Ciekawił ją chłopak poznany chwile temu. Nie widziała go wcześniej w jej klasie, co znaczyło, że musiał się przenieść niedawno. Momentami nie mogła się powstrzymać, i zerkając ukradkiem na chłopaka, ciekawa co robi. On przeważnie wpatrywał się w okno, obserwując śpiewające ptaki. Czasami zapisywał informacje podawane przez nauczyciela.

Po kilkunastu sekundach wpatrywania się w blondyna, postanowiła zobaczyć, co ważnego zapisywała połowa klasy.

Na tablicy widniały równania i pojecia. Spojrzała na swój pusty zeszyt, gdzie powinno być to wszystko zapisane, a nie było. Ciężko westchnęła, po czym sięgnęła po długopis mieszczący się obok niej. Zacisnęła zęby i zawzięcie zaczęła przepisywać wszystko, co znajdywali się przed nią. A było tego trochę.

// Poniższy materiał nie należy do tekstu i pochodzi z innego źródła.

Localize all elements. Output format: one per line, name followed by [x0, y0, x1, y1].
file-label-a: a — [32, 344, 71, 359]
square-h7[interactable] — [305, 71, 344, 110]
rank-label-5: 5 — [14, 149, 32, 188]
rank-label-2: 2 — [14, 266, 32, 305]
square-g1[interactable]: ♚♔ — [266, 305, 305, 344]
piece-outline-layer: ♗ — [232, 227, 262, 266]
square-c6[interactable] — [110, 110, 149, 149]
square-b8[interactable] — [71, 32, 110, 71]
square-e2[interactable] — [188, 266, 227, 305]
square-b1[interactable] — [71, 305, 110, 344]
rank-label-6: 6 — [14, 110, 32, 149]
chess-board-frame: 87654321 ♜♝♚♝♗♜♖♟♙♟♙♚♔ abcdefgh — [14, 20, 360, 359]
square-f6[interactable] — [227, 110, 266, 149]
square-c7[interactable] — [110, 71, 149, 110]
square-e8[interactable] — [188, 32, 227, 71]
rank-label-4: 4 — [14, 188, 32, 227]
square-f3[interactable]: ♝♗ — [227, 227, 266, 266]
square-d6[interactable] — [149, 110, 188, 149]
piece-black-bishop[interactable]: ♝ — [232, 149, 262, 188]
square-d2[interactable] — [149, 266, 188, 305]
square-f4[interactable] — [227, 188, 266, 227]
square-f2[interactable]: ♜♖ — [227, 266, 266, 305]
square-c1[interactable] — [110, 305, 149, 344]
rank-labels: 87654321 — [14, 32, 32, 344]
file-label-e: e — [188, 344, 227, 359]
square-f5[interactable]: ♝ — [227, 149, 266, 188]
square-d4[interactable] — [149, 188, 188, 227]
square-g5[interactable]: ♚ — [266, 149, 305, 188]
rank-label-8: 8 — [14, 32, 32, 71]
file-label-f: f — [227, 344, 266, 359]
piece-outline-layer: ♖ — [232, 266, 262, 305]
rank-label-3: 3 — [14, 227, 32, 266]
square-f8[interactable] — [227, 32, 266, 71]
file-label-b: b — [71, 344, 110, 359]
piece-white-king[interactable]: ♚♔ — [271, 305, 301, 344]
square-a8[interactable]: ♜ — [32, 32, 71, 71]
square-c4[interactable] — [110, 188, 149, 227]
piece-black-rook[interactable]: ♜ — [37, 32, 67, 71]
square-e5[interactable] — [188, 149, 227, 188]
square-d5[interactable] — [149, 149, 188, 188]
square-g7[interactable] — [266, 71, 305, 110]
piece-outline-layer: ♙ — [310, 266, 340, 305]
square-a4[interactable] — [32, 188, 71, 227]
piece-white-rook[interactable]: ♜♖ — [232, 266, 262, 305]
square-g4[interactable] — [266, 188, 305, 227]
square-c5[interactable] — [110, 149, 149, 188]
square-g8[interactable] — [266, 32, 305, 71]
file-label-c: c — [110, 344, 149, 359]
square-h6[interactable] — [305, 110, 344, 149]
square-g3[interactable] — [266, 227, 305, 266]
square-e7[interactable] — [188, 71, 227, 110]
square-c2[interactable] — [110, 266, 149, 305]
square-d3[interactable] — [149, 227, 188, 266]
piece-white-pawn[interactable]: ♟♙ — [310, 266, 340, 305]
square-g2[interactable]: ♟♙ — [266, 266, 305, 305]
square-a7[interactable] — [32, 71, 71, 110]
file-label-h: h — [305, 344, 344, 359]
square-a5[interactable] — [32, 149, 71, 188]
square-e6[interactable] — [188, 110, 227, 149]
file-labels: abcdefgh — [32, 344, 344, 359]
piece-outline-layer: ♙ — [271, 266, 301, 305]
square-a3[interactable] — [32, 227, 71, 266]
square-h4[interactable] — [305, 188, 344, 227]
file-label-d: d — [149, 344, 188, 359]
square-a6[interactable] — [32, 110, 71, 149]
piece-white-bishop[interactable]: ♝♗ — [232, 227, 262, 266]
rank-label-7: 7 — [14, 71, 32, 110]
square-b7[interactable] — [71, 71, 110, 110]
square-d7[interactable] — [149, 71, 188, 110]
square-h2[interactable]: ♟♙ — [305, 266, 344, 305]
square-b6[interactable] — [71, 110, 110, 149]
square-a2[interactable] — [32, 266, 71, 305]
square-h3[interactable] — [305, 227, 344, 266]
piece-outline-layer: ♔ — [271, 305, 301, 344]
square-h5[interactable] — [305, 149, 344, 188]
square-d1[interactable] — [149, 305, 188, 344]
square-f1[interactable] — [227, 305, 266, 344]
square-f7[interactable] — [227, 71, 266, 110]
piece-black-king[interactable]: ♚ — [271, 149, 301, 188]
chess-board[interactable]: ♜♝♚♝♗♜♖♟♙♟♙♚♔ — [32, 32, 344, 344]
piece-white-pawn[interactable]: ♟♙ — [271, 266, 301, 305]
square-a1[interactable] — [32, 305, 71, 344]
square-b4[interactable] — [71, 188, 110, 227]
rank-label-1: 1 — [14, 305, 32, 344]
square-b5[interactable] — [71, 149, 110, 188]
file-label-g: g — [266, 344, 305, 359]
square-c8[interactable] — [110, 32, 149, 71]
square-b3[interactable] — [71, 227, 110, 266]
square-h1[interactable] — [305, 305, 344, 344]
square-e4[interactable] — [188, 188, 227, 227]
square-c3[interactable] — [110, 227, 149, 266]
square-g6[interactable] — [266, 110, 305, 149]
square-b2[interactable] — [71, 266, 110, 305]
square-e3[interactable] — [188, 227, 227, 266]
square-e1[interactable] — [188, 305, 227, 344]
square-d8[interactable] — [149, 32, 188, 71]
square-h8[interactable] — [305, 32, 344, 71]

Po chwili jej oczą ukazała się zwinięta karta. Wzięła ją do ręki, i rozwinęła. „Jak mija lekcja?"
Te słowa widniały na papierze, napisane czarnym długopisem. Ostrożnie rozejrzala się po klasie i ujrzała szeroko uśmiechniętego w jej stronę chłopaka. Wyrwała z zeszytu kawałek kartki, po czym zaczęła pisać.

„Dobrze, a tobie?" Po napisaniu, uniosła głowę przed siebie, rozglądając się. Kiedy doszła do wniosku, że jest bezpiecznie, zgięła karteczkę na pół i rzucila ją na ławkę blondyna.

Ten po dostaniu karteczki i przeczytaniu jej, odwrócił się w jej stronę. Kiwnął głową, potwierdzając, że jemu tak samo. Uśmiechnęła się, po czym zaczęła wyrywać kolejną małą kartkę z zeszytu.

Pisanie liścików trwało by dalej, gdyby nie nauczyciel stojący tuż za Ivy. Ta nie zauważając go, zaśmiała się pod nosem, czytając liścik.

- Może powiesz, co dokładnie cię tak śmieszy? - zapytał nieprzyjemnie tuż nad jej głową. Ta odwróciła się w jego stronę niepewnie.

- Nie, przepraszam już będę cicho. - odpowiedziała skruszona.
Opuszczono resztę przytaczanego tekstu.